Isso levanta um ponto de inflexão interessante que
outras artes como a pintura, a música e o cinema enfrentaram muito antes da
literatura, quando foram desafiadas por tecnologias como a fotografia ou
o streaming, conseguindo se reinventar e em certa medida até
evoluir a partir do impacto disruptivo causado pelas novidades, subvertendo-as
ou incorporando-as aos seus protocolos artísticos. Saindo do âmbito dos
concursos literários e partindo para o da pesquisa acadêmica, por exemplo, a
Associação Brasileira de Normas Técnicas (a famigerada ABNT) já lançou uma
norma que tenta estabelecer diretrizes para uso da inteligência artificial em
trabalhos científicos. Em termos processuais, tenho colegas escritores que até
advogam em favor da inteligência artifical, utilizando-a para furar o bloqueio
criativo e esboçar uma cena quando ela foge aos seus domínios, pautando uma
geografia que desconhecem ou especificidades com as quais não estão
familiarizados.
Não sei se isso é muito diferente de uma pesquisa
de campo ou de uma consulta a uma enciclopédia, ou mesmo às perguntas que nós,
escritores ou não, fazemos cotidianamente ao Google. Alguns dirão que sim,
porque as respostas já vêm formuladas em texto.
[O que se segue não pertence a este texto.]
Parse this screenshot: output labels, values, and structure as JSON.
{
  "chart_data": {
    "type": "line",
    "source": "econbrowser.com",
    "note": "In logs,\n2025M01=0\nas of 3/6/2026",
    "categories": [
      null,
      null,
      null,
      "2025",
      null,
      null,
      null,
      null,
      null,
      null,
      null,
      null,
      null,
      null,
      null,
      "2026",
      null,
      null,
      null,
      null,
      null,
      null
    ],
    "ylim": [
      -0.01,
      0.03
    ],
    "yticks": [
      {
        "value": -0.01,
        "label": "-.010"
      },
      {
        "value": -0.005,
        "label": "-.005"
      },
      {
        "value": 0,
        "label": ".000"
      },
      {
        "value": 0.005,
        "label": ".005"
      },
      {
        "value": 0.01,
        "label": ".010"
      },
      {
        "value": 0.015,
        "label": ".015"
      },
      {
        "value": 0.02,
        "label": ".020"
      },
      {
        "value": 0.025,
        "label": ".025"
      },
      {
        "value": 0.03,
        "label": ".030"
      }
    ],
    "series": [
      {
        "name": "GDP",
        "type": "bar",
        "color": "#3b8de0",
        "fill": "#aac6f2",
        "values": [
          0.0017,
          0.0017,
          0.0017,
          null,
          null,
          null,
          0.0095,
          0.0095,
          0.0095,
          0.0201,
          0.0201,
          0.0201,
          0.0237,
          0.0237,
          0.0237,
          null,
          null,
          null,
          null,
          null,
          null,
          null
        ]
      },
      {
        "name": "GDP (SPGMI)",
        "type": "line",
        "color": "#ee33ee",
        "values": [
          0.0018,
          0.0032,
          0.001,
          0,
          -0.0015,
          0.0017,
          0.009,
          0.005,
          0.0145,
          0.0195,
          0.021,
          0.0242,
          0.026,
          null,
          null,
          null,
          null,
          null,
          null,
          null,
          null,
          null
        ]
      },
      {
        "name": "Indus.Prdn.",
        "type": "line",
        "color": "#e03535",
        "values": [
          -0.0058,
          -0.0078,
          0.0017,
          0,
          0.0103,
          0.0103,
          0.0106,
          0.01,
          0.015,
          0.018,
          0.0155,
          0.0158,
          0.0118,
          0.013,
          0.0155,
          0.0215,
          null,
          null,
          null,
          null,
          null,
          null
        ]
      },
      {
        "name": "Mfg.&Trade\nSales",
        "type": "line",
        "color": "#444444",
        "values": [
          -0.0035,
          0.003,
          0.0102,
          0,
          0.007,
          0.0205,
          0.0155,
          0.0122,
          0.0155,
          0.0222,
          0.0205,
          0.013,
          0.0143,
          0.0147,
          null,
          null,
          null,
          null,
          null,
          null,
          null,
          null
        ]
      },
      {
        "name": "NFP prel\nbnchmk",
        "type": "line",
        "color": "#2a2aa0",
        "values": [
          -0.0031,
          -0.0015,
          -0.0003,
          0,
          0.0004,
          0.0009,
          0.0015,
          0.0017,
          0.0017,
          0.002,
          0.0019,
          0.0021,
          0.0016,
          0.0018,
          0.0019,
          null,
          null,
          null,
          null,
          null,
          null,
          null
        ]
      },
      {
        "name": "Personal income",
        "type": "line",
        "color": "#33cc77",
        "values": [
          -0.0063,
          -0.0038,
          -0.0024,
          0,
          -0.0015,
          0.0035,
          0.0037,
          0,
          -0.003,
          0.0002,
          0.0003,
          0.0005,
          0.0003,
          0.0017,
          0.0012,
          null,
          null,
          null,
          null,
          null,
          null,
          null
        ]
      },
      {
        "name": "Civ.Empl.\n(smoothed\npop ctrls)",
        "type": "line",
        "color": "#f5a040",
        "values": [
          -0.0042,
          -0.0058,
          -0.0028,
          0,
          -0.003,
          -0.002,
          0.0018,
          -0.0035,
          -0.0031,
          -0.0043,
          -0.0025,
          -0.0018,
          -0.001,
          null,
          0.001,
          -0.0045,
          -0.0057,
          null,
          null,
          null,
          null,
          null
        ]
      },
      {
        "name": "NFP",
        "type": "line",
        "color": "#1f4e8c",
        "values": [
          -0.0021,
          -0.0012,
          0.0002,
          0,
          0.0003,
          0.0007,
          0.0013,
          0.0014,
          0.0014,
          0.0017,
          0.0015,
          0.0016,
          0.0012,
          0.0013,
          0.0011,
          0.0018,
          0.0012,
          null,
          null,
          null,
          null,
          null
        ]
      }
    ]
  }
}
Outros dirão que não, que a
criatividade está em contorcer esse texto, torná-lo literatura. Como todas as
controvérsias que atravessam a arte da ficção, sou capaz de compreender ambos
os lados, mesmo não concordando necessariamente com eles. Ao fim e ao cabo, não
é mais uma questão de se colocar contra ou a favor da inteligência artificial:
ela está aí e só tende a se desenvolver, e é preciso aprender a lidar com as
sinucas de bico que ela está nos colocando.
Porque a ficção não seria maior que a realidade,
sobretudo para nós escritores, se não tratasse diretamente das vidas que nos
propomos a narrar: e pode parecer impensável para nós que as preocupações do
Sindicato de Atores de Hollywood lá fora sejam as mesmas que a de nós, pobres
mortais mal empregados e mal pagos; mas sim, elas estão começando a se tornar
as mesmas. Dizem que você não será substituído pela inteligência artificial, e
sim por alguém que sabe usá-la melhor do que você. A questão é que, no contexto
predatório do capitalismo, não será numa proporção de um para um, mas de um
para vários. E esse um não vai hesitar em utilizá-la, também, para fins
escusos.
Quiçá a solução do impasse inicial desta crônica
seja justamente esta: uma banca de inteligências artificiais, julgando textos
produzidos dentro de suas plataformas.